April 6th, 2007. Pemetrexed Alone or in Combination with Cisplatin in Previously Treated Malignant Pleural Mesothelioma: Outcomes from a Phase IIIB Expanded Access Program.

Conclusions: The data from this EAP study suggest that patients with previously treated MPM can benefit from treatment with pemetrexed alone or in combination with cisplatin. The treatment is associated with acceptable toxicity.

April 6th, 2007. The use of chemotherapy in patients with advanced malignant pleural mesothelioma: a systematic review and practice guideline

Conclusions: There is good evidence to recommend chemotherapy with pemetrexed and cisplatin for adult patients with symptomatic advanced malignant pleural mesothelioma. Such treatment should be administered with supplementation of vitamin B12 and folic acid. If pemetrexed is not available, cisplatin plus raltitrexed is a reasonable alternative.

April 6th, 2007. Four-Modality Therapy in Malignant Pleural Mesothelioma: A Phase II Study

Conclusion: The four-modality treatment that we adopted for advanced-stage MPM was feasible, well tolerated by most of the patients, and produced a favorable median survival. This treatment approach warrants further investigation.

April 3rd, 2007. Malignant pleural mesothelioma: Two cases in first degree relatives

In both cases, the anatomical pattern was similar and unusual for mesothelioma and initial histology was reported for both as non-small cell lung cancer. Both patients were treated with platinum-based combination chemotherapy.

March 27th, 2007. Taurolidine and povidone-iodine induce different types of cell death in malignant pleural mesothelioma

Taurolidine induces apoptosis and necrosis, activates p53 and sensitizes cells to cisplatin, whereas PVP-I inhibits cell growth via necrosis. Both agents are promising candidates for use in local treatment within multimodality concepts for MPM.

March 16th, 2007. Emerging drugs for mesothelioma

At present, the regimen of cisplatin/pemetrexed is the medical treatment of choice. This review summarizes standard chemotherapy options and focusses on the molecular basis of the newest biologically targeted therapies to be implemented in the near future, in the management of MPM.

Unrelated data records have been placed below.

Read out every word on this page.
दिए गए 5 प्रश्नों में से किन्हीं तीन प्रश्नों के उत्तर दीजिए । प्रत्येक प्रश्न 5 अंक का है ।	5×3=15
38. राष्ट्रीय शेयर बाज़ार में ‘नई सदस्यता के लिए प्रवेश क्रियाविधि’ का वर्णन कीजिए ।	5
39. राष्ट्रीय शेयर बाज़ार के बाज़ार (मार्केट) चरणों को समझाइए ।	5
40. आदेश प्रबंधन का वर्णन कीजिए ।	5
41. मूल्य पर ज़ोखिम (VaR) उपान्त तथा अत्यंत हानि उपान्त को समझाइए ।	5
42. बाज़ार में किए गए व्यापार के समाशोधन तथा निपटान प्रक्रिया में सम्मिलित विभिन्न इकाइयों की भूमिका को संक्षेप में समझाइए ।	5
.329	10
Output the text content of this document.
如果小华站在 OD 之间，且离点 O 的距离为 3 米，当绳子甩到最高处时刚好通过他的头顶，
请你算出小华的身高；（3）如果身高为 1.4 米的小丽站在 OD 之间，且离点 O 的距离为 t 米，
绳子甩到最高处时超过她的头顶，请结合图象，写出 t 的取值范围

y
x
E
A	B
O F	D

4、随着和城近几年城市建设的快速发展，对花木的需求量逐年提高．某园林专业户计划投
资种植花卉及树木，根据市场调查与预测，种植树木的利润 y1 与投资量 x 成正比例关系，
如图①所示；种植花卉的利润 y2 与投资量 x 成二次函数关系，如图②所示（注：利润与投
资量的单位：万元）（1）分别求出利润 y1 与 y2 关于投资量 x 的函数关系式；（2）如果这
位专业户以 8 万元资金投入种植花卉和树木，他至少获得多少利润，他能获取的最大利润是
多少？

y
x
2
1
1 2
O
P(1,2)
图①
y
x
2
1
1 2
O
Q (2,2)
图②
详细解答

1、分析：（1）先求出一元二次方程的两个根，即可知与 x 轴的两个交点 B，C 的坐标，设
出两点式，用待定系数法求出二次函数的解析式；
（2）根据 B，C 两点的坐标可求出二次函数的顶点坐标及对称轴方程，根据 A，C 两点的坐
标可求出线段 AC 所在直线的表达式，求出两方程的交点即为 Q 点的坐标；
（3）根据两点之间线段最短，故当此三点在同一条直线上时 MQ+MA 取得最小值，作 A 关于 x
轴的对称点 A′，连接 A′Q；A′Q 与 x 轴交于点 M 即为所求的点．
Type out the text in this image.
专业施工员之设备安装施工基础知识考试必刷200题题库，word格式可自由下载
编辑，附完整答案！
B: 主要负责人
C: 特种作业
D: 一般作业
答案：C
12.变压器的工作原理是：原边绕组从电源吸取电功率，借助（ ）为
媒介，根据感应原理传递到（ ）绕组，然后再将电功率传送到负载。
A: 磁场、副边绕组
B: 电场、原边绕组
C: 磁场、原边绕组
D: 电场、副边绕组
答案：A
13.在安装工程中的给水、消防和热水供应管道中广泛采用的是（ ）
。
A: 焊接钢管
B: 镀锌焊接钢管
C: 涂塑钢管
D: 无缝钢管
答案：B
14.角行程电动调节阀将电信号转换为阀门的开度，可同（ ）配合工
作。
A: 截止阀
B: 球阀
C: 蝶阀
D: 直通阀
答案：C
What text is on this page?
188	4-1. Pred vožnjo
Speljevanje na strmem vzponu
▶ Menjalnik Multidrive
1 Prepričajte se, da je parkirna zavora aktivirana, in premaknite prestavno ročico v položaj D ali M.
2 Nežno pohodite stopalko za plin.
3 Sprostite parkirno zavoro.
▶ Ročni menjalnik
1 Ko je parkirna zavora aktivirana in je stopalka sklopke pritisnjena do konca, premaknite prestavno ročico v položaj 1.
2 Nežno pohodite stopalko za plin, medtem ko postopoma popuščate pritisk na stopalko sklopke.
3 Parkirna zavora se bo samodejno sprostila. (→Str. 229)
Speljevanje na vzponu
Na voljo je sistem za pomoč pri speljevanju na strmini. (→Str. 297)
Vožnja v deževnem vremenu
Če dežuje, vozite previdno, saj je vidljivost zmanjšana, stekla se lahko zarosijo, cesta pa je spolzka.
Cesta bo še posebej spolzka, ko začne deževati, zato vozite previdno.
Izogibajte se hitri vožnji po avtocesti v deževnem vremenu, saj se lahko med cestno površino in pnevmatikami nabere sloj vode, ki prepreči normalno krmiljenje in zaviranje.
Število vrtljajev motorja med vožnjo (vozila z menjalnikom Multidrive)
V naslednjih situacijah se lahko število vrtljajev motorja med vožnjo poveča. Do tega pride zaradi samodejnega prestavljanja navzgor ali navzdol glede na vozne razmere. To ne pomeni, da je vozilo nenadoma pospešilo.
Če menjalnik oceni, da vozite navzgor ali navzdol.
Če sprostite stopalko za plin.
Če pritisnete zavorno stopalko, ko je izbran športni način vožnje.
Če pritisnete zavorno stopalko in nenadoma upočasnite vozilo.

March 14th, 2007. Local recurrence model of malignant pleural mesothelioma for investigation of intrapleural treatment

Conclusions: With this new recurrence model for investigation of malignant pleural mesothelioma in rats, we were able to investigate new intrapleural therapies after pneumonectomy. The intrapleural application of cisplatin-Vivostat® significantly reduced the extent of local recurrence.